A new Center for American Progress report finds that unresolved complaints to the U.S. Department of Education Office of Civil Rights related to sexual orientation or gender identity have increased by 20 percent since the repeal of Obama-era guidance that protected transgender students. The guidance cited Title IX of the Education Amendments of 1972, which bars sex discrimination in schools that receive federal funds, as protecting all students on the basis of their gender identity “including discrimination based on a student’s transgender status.” In 2018, Secretary of Education Betsy DeVos announced that the department would no longer investigate complaints from transgender students barred from using the restroom that matches their gender identity.
According to GLSEN’s 2017 National School Climate Survey, the vast majority of LGBTQ students (87.3 percent) experienced harassment or assault based on personal characteristics, including sexual orientation, gender expression, gender, religion, race and ethnicity and disability. Seven in 10 LGBTQ students experienced verbal harassment at school based on sexual orientation, with more than half of that number based on gender expression. The survey also found that LGBTQ students who experienced high levels of anti-LGBTQ victimization and discrimination had lower grades, lower self-esteem and higher levels of depression.
The CAP study analyzed more than eight years of complaint records from the Office of Civil Rights related to sexual orientation and gender identity and found that transgender students were over-represented. (The data used in this analysis included complaints filed against K-12 schools, degree-granting colleges and universities, and other educational institutions that receive federal funding, such as vocational schools.)Though transgender students make up between 6 and 21 percent of the LGBTQ student population, 42.6 percent of the complaints were filed based on gender identity. Further, harassment complaints filed by LGBTQ students outnumber those filed by the general population by more than 50 percent.

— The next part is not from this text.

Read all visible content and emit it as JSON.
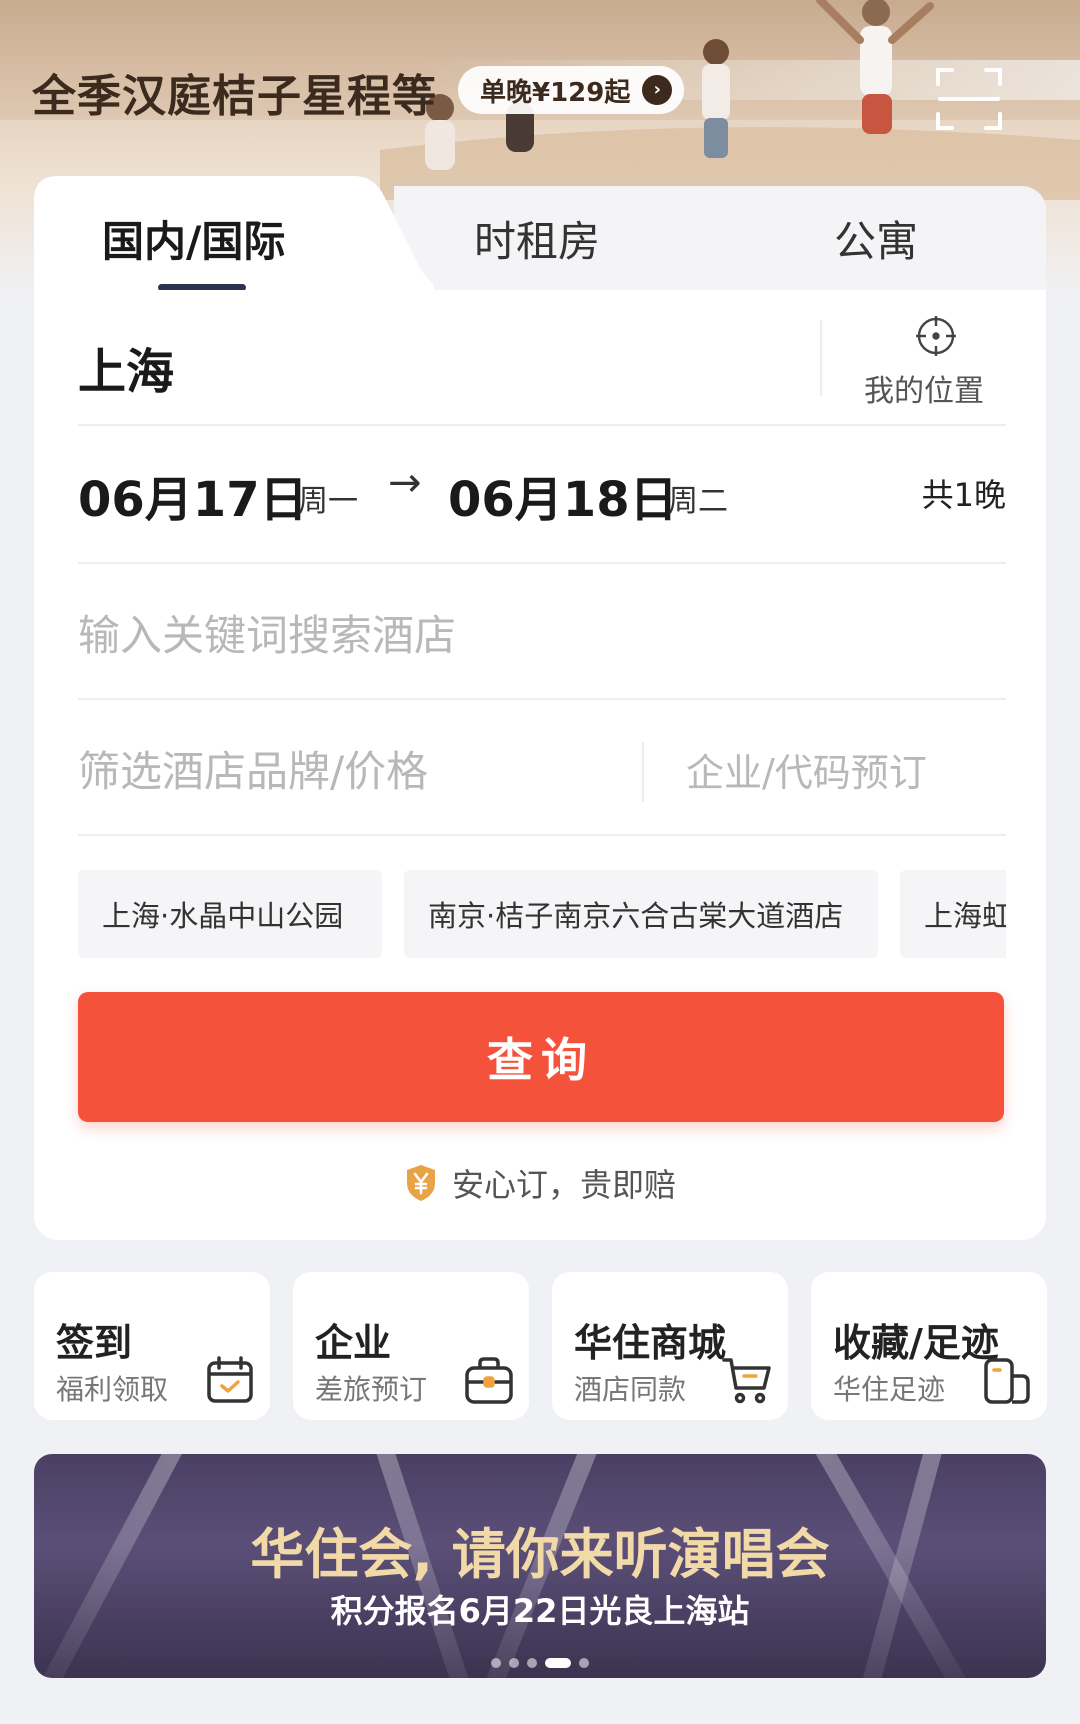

Since the repeal of the Obama-era guidance, these complaints were more than nine times less likely to result in corrective action by the OCR. Moreover, fewer complaints initiated a formal investigation. The report notes that while some complaints do not merit an investigation, “the lower rate of investigations raises concerns about whether allegations of discrimination are receiving adequate time and attention prior to the decision not to take corrective action.” Interestingly, the percentage of complaints to the OCR that resulted in a finding of no evidence of noncompliance under the Obama administration was approximately 50 percent greater than have resulted under the Trump administration.
Report recommendations
The CAP report offers a series of recommendations to ensure all students have equal access to education in a setting free from harassment and discrimination, including:
● Reissue Department of Education guidance affirming that Title IX protects all students from harassment and discrimination.
● Issue updated technical assistance and training materials that explain and reinforce that Title IX protects students from harassment and discrimination on the basis of sexual orientation and gender identity.
● Increase the budget request for and the number of employees at the OCR — according to the Department of Education’s 2020 budget summary, from FY 2007 to FY 2018, the number of complaints that the OCR received doubled, but the number of investigative staff decreased by 10 percent.